Galvanische Trennung in der Praxis
Häufig ist in der Anwendung im gleichen Kabelkanal oder in Schleppkabeln eine Vielzahl von Leitungen verlegt. Diese werden von Spannungen wie 24 VDC/230 VAC oder 400 VAC gespeist. Auch wenn die Isolierung an solchen Stellen häufig verstärkt oder doppelt ausgeführt ist, empfiehlt sich bei solchen gemischten Systemen eine galvanische Trennung speziell bei 24-VDC-Steuerspannungen (häufig als geerdetes PELV-System ausgeführt). Schließlich sorgt die galvanische Trennung dafür, dass mit anderen 24-VDC-Potenzialen oder auch mit der AC-Ebene verkettete Fehler in der Verdrahtung nur begrenzt Auswirkung auf die 24-VDC-Steuerspannungsebene haben können.

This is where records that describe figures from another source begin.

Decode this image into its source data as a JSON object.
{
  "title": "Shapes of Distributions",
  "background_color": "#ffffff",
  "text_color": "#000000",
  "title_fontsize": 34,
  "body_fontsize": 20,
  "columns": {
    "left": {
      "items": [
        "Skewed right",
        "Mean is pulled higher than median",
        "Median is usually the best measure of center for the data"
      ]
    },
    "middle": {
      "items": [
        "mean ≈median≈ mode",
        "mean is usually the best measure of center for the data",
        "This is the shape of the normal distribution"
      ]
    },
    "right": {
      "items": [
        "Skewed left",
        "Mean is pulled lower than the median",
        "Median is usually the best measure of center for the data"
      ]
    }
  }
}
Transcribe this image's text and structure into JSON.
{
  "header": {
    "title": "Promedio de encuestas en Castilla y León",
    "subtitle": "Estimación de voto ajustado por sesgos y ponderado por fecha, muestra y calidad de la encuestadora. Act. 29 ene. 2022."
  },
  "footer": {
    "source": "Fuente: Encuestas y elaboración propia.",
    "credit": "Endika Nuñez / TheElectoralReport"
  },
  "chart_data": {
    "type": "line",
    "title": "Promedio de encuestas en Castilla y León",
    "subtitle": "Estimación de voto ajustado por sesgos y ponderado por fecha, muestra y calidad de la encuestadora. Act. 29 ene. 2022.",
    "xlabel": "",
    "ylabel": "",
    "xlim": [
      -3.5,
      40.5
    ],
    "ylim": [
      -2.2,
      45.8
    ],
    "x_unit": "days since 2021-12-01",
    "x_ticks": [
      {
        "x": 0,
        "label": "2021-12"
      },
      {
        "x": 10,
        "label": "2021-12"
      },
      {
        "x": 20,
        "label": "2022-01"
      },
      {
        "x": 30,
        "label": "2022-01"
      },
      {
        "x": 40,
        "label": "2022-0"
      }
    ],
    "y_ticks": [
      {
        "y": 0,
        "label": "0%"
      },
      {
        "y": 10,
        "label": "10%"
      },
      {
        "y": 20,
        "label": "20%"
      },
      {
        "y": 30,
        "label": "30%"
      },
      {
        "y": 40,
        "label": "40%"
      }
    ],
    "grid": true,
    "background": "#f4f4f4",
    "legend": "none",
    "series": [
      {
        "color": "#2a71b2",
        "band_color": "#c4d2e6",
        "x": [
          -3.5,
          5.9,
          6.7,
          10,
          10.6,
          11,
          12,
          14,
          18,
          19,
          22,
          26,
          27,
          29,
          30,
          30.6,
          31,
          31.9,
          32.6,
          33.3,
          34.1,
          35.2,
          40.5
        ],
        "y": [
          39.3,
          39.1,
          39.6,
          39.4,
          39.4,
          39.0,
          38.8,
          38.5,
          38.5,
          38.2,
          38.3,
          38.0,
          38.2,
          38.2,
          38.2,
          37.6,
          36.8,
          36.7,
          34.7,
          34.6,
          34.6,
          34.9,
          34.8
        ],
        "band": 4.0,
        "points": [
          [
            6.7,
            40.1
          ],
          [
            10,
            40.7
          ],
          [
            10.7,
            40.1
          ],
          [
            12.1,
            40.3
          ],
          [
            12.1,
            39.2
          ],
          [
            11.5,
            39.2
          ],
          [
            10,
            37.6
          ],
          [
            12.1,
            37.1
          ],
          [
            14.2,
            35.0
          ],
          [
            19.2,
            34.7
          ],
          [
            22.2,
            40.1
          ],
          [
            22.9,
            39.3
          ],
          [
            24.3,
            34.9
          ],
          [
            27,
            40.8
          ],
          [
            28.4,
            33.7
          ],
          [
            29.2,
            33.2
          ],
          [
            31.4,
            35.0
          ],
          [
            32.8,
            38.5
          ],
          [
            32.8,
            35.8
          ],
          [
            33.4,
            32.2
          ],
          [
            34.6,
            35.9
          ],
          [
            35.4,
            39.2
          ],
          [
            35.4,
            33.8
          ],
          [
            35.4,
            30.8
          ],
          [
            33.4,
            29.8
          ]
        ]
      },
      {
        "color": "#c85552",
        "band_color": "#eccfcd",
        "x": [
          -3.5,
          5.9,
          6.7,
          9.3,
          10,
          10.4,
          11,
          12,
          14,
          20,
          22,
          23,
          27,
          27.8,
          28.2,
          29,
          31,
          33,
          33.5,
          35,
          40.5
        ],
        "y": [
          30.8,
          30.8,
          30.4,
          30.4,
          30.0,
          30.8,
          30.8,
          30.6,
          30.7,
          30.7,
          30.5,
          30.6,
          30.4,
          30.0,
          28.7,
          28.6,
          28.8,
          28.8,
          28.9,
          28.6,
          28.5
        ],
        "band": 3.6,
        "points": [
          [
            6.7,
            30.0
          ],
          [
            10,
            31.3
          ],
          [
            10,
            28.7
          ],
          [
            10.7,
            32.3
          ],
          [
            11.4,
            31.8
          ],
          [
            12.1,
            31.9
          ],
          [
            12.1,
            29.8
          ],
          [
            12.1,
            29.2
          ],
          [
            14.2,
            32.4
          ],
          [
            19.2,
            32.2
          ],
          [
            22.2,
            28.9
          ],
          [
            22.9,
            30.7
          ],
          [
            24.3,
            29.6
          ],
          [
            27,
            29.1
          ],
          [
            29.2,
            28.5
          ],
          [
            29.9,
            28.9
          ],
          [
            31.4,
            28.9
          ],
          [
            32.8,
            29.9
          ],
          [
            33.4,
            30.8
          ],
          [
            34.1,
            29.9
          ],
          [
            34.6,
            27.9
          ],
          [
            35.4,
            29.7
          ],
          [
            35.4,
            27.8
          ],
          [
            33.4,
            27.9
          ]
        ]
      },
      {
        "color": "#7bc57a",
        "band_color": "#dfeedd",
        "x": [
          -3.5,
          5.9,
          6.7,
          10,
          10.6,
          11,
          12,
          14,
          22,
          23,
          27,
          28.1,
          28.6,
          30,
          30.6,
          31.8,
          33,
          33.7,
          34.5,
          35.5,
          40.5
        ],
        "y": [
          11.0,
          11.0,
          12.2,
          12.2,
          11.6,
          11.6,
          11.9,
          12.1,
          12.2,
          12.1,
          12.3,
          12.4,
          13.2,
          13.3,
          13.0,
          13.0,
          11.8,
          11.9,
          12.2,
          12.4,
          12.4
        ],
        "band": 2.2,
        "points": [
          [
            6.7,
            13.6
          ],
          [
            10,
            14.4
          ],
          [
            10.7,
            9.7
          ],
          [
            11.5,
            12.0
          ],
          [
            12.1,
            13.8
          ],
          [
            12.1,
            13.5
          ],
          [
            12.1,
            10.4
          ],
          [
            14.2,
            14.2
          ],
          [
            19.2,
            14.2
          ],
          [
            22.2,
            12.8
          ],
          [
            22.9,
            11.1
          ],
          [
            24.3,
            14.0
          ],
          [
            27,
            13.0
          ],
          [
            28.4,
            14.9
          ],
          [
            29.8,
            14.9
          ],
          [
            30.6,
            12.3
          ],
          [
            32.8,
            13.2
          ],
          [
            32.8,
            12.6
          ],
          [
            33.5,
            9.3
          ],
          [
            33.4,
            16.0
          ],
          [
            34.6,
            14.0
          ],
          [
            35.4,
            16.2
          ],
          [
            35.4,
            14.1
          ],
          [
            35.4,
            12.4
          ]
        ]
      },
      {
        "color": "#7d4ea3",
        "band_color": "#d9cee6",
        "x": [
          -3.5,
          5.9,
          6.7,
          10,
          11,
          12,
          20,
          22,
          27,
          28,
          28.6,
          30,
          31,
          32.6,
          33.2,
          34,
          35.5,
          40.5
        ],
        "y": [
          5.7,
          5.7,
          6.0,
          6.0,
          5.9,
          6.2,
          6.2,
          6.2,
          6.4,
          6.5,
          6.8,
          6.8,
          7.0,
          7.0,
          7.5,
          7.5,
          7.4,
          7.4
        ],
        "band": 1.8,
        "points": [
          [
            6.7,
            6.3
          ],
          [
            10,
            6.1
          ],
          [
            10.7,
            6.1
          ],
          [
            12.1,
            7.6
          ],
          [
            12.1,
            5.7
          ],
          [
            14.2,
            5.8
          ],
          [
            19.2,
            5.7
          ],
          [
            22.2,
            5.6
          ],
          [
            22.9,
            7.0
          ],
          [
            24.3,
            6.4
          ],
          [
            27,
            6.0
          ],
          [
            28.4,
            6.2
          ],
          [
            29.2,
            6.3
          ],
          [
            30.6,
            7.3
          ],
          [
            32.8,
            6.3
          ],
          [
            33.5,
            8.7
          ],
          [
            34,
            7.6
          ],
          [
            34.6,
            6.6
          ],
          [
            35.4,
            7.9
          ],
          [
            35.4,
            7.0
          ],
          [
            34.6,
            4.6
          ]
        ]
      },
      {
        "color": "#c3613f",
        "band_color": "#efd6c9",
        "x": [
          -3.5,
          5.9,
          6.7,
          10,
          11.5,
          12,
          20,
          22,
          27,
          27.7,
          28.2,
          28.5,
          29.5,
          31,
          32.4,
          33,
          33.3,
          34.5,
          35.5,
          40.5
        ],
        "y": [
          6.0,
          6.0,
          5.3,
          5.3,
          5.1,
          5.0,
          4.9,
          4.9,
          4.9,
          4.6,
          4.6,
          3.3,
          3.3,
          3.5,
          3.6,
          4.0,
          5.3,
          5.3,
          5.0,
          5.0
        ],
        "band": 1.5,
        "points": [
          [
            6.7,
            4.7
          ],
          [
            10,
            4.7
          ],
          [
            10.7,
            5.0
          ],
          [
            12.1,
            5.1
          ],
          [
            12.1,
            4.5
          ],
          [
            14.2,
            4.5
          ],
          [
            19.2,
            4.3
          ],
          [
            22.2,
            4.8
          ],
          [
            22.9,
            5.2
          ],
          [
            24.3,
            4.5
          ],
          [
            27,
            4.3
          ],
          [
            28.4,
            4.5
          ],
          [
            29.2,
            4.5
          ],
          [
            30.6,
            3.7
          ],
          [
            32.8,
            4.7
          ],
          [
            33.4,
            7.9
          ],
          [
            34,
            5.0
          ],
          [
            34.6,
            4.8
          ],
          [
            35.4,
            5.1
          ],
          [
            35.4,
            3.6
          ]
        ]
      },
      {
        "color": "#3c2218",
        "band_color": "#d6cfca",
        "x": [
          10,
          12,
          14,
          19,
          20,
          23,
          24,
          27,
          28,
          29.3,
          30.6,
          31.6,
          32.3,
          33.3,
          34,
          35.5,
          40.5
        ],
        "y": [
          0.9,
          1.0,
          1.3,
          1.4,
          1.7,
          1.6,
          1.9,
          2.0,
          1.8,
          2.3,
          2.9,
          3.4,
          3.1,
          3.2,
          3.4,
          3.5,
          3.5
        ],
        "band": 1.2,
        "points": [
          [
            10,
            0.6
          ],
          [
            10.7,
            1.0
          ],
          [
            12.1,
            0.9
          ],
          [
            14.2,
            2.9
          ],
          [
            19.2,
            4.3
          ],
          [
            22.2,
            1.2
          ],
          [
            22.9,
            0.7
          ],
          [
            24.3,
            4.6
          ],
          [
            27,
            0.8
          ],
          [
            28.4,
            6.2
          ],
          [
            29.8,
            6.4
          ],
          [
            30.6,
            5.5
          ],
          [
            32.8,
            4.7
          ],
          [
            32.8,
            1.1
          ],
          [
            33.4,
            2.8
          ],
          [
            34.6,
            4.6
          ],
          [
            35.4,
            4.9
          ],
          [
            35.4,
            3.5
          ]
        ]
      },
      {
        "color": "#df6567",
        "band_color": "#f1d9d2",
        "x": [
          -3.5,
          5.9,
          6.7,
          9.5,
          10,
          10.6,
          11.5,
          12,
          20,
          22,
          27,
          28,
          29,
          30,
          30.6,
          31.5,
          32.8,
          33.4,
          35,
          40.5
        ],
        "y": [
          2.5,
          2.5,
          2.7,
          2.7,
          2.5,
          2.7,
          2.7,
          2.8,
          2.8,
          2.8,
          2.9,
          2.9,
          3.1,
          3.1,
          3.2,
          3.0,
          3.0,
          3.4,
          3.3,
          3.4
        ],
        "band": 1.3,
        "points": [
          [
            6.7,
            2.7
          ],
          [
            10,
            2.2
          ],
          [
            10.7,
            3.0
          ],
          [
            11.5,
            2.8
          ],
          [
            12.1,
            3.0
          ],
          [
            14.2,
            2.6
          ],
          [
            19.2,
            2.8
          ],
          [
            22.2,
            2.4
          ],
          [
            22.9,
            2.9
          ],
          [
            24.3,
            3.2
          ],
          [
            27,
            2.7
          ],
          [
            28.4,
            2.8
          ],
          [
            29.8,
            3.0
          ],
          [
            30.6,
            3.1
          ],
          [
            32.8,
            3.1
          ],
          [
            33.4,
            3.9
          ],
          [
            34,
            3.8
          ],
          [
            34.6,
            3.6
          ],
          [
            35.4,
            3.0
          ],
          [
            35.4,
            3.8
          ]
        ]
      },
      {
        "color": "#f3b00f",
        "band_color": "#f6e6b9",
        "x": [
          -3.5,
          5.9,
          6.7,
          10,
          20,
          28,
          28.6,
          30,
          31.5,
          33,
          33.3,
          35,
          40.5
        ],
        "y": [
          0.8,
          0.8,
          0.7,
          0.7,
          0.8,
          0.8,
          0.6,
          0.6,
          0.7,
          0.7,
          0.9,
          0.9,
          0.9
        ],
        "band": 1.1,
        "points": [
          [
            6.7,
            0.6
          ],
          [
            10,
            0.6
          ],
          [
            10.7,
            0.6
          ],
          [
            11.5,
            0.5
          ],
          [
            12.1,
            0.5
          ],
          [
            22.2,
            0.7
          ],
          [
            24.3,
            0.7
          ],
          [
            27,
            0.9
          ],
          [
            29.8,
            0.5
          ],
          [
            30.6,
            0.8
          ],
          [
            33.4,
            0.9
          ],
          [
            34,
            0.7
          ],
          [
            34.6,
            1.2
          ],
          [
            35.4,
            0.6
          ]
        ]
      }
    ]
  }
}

Umso wichtiger wird dies bei der zukünftigen Dezentralisierung mit erhöhter Feldverdrahtung. Normalerweise lässt sich auf eine galvanische Trennung bei rein elektronischen Absicherungen nur bei einer Verdrahtung der verwendeten 24-VDC-Geräte innerhalb des abgeschlossenen Schaltschrankes verzichten oder wenn zusätzliche Sicherheitsvorkehrungen z.B. Not-Aus-Module oder Sicherheits-SPS integriert sind. Schließlich lassen sich nur dann im Fehlerfall gefahrbringende Maschinenbewegungen zuverlässig verhindern.

INFO-TIPP
Schaltschränke für Nordamerika müssen UL 508A entsprechen. Diese Norm schreibt dabei als „Supplementary Protector“ bezeichnete Geräte für die Absicherung der 24-VDC-Steuerspannung vor. Ge- räte nach UL 1077 (USA) oder CSA 22.2 No 235-04 (Kanada) enthalten im Stromkreis einen Schaltkontakt als galvanisch trennendes Element. Informationen zum Thema bietet die Seite des UL:
http://ul.com/

PRAXIS PLUS
Da Schaltnetzteile bei Uberlast ihre Ausgangsspannung abregeln, können letztendlich Maschinen-Stillstände die Folge sein. Der ESS31-T erweitert die Produktgruppe „Elektronischer Überstromschutz für 24-VDC-Anwendungen. Bei einer Baubreite von nur 12,5 mm sichert er alle 24-VDC-Lastkreise selektiv ab. Dies wird durch eine Kombination aus aktiver elektronischer Strombegrenzung im Kurzschlussfall und einer Überlastabschaltung bei typisch 1,2 x IN erreicht. Der ESS31-T ist direkt auf die Hutschiene aufschnappbar und ermöglicht so eine schnelle und flexible Montage für Gerätegruppen mit mehreren Stromkreisen.